Through the new buildings and through the renovation of the convent courtyard they were able to place spatial counterbalance to the dominance of the pilgrimage church. The power of the monoliths was increased by shifting the concrete pouring stages by half a storey. The joints between he different pouring stages, which generally seem so tectonic and horizontal, are changed into seams in a continuous external skin. This facade structure is overlaid with the composed rhythm of a perforated facade, achieved by staggering the arrangement on each floor and by the combination of only two types of window. All the metal surfaces are of gold anodised aluminium that introduces an unexpectedly friendly note into stony severity.
Monastic shells
The history of the former Dominican nuns convent, founded in 1267, which lies at the exit from the Brandenberg valley is a history of segregation, of voluntary and enforced separation. The cloak of history writing is thin, given the tragedy of the individual biographies connected with this place in the course of 740 years. The recent conversion, unimpressed by this fact, reacts above all to the dynamic energy of the nearby river and the dominant narrowness of the valley with two squat buildings made of exposed concrete. The idea of the mediaeval convent provided the motif for this new design start.

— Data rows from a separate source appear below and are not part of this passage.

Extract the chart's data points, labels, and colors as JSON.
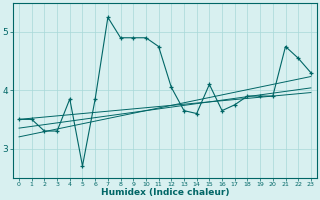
{
  "xlabel": "Humidex (Indice chaleur)",
  "x_values": [
    0,
    1,
    2,
    3,
    4,
    5,
    6,
    7,
    8,
    9,
    10,
    11,
    12,
    13,
    14,
    15,
    16,
    17,
    18,
    19,
    20,
    21,
    22,
    23
  ],
  "main_line_y": [
    3.5,
    3.5,
    3.3,
    3.3,
    3.85,
    2.7,
    3.85,
    5.25,
    4.9,
    4.9,
    4.9,
    4.75,
    4.05,
    3.65,
    3.6,
    4.1,
    3.65,
    3.75,
    3.9,
    3.9,
    3.9,
    4.75,
    4.55,
    4.3
  ],
  "trend1_y": [
    3.35,
    3.38,
    3.41,
    3.44,
    3.47,
    3.5,
    3.53,
    3.56,
    3.59,
    3.62,
    3.65,
    3.68,
    3.71,
    3.74,
    3.77,
    3.8,
    3.83,
    3.86,
    3.89,
    3.92,
    3.95,
    3.98,
    4.01,
    4.04
  ],
  "trend2_y": [
    3.2,
    3.245,
    3.29,
    3.335,
    3.38,
    3.425,
    3.47,
    3.515,
    3.56,
    3.605,
    3.65,
    3.695,
    3.74,
    3.785,
    3.83,
    3.875,
    3.92,
    3.965,
    4.01,
    4.055,
    4.1,
    4.145,
    4.19,
    4.235
  ],
  "trend3_y": [
    3.5,
    3.52,
    3.54,
    3.56,
    3.58,
    3.6,
    3.62,
    3.64,
    3.66,
    3.68,
    3.7,
    3.72,
    3.74,
    3.76,
    3.78,
    3.8,
    3.82,
    3.84,
    3.86,
    3.88,
    3.9,
    3.92,
    3.94,
    3.96
  ],
  "line_color": "#006666",
  "bg_color": "#d8f0f0",
  "grid_color": "#a8d8d8",
  "ylim": [
    2.5,
    5.5
  ],
  "yticks": [
    3,
    4,
    5
  ],
  "xlim": [
    -0.5,
    23.5
  ]
}
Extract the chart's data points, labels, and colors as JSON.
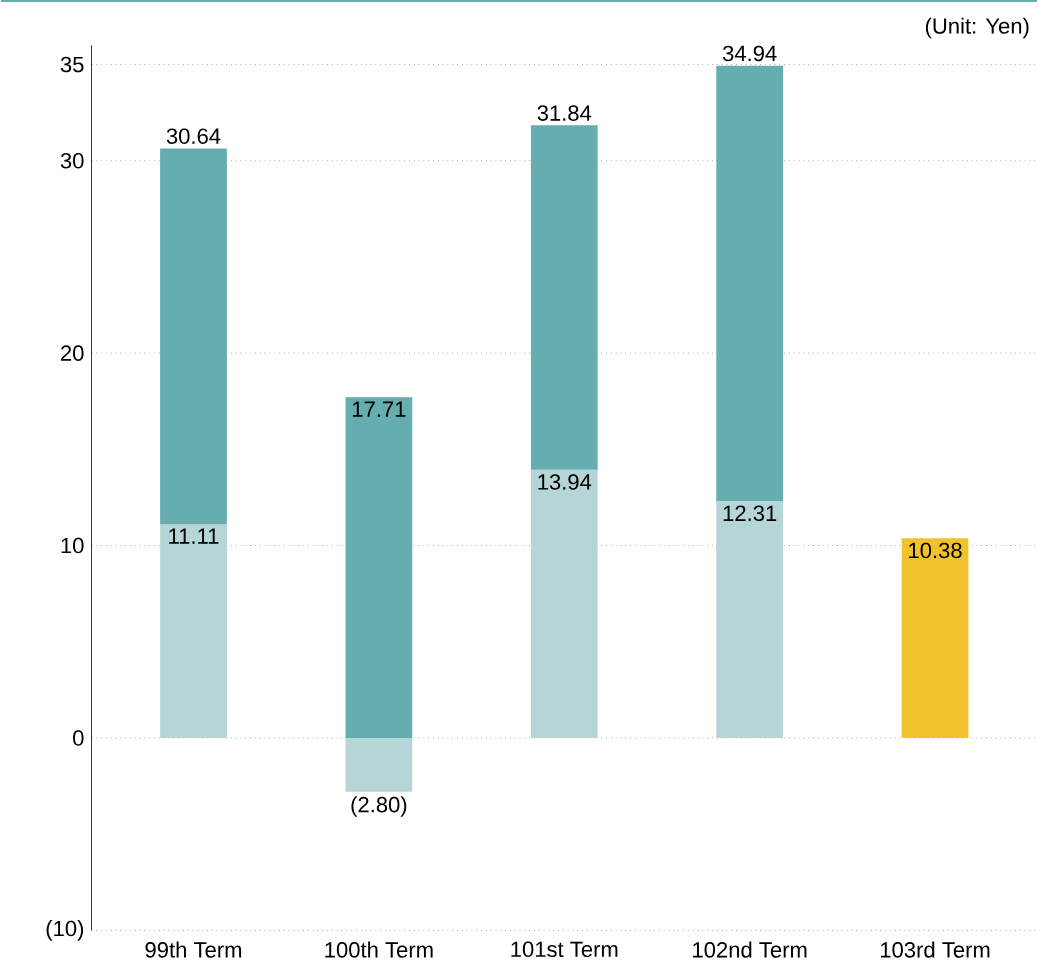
{
  "chart_data": {
    "type": "bar",
    "stacked": true,
    "annotations": [
      "(Unit: Yen)"
    ],
    "categories": [
      "99th Term",
      "100th Term",
      "101st Term",
      "102nd Term",
      "103rd Term"
    ],
    "series": [
      {
        "color": "#b5d5d6",
        "values": [
          11.11,
          -2.8,
          13.94,
          12.31,
          null
        ],
        "value_labels": [
          "11.11",
          "(2.80)",
          "13.94",
          "12.31",
          null
        ]
      },
      {
        "colors": [
          "#66adb0",
          "#66adb0",
          "#66adb0",
          "#66adb0",
          "#f2c12e"
        ],
        "values": [
          19.53,
          17.71,
          17.9,
          22.63,
          10.38
        ],
        "value_labels": [
          null,
          "17.71",
          null,
          null,
          "10.38"
        ]
      }
    ],
    "totals": [
      "30.64",
      null,
      "31.84",
      "34.94",
      null
    ],
    "ylim": [
      -10,
      36
    ],
    "yticks": [
      {
        "value": -10,
        "label": "(10)"
      },
      0,
      10,
      20,
      30,
      35
    ],
    "grid": "y"
  }
}
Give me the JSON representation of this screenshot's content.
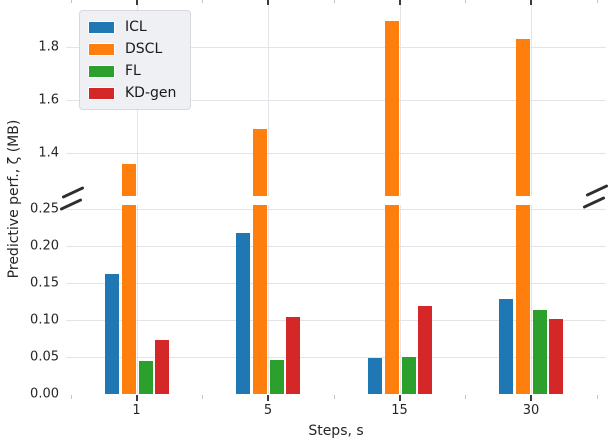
{
  "chart_data": {
    "type": "bar",
    "title": "",
    "xlabel": "Steps, s",
    "ylabel": "Predictive perf., ζ (MB)",
    "categories": [
      "1",
      "5",
      "15",
      "30"
    ],
    "series": [
      {
        "name": "ICL",
        "color": "#1f77b4",
        "values": [
          0.162,
          0.218,
          0.049,
          0.128
        ]
      },
      {
        "name": "DSCL",
        "color": "#ff7f0e",
        "values": [
          1.36,
          1.49,
          1.9,
          1.83
        ]
      },
      {
        "name": "FL",
        "color": "#2ca02c",
        "values": [
          0.044,
          0.046,
          0.05,
          0.113
        ]
      },
      {
        "name": "KD-gen",
        "color": "#d62728",
        "values": [
          0.073,
          0.104,
          0.119,
          0.101
        ]
      }
    ],
    "broken_y_axis": {
      "lower": {
        "ylim": [
          0,
          0.25
        ],
        "tick_labels": [
          "0.00",
          "0.05",
          "0.10",
          "0.15",
          "0.20",
          "0.25"
        ]
      },
      "upper": {
        "ylim": [
          1.24,
          1.97
        ],
        "tick_labels": [
          "1.4",
          "1.6",
          "1.8"
        ]
      }
    },
    "grid": true,
    "legend_position": "upper-left",
    "style": {
      "grid_color": "#e3e3e9",
      "tick_color": "#3b3b3b",
      "minor_tick_color": "#c4c4c4",
      "text_color": "#262626",
      "legend_bg": "#eff0f4",
      "background": "#ffffff"
    }
  }
}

The history of this complex ranges from the missionary work of the Middle Ages to stagnation during the Reformation, a new upsurge during the Counter-Reformation in the form of Baroque redesign and the donation of sacred relics for the purpose of pilgrimage, to dissolution under Joseph II in 1782 and reorganisation in 1867 as a school run by a religious order. An episode from 1932 to 1941, when the buildings were used as a transfer camp for mentally handicapped children, ended in the transport of 61 children to a death camp. After the war the State of Tyrol ran residential school here until the establishment of the special school.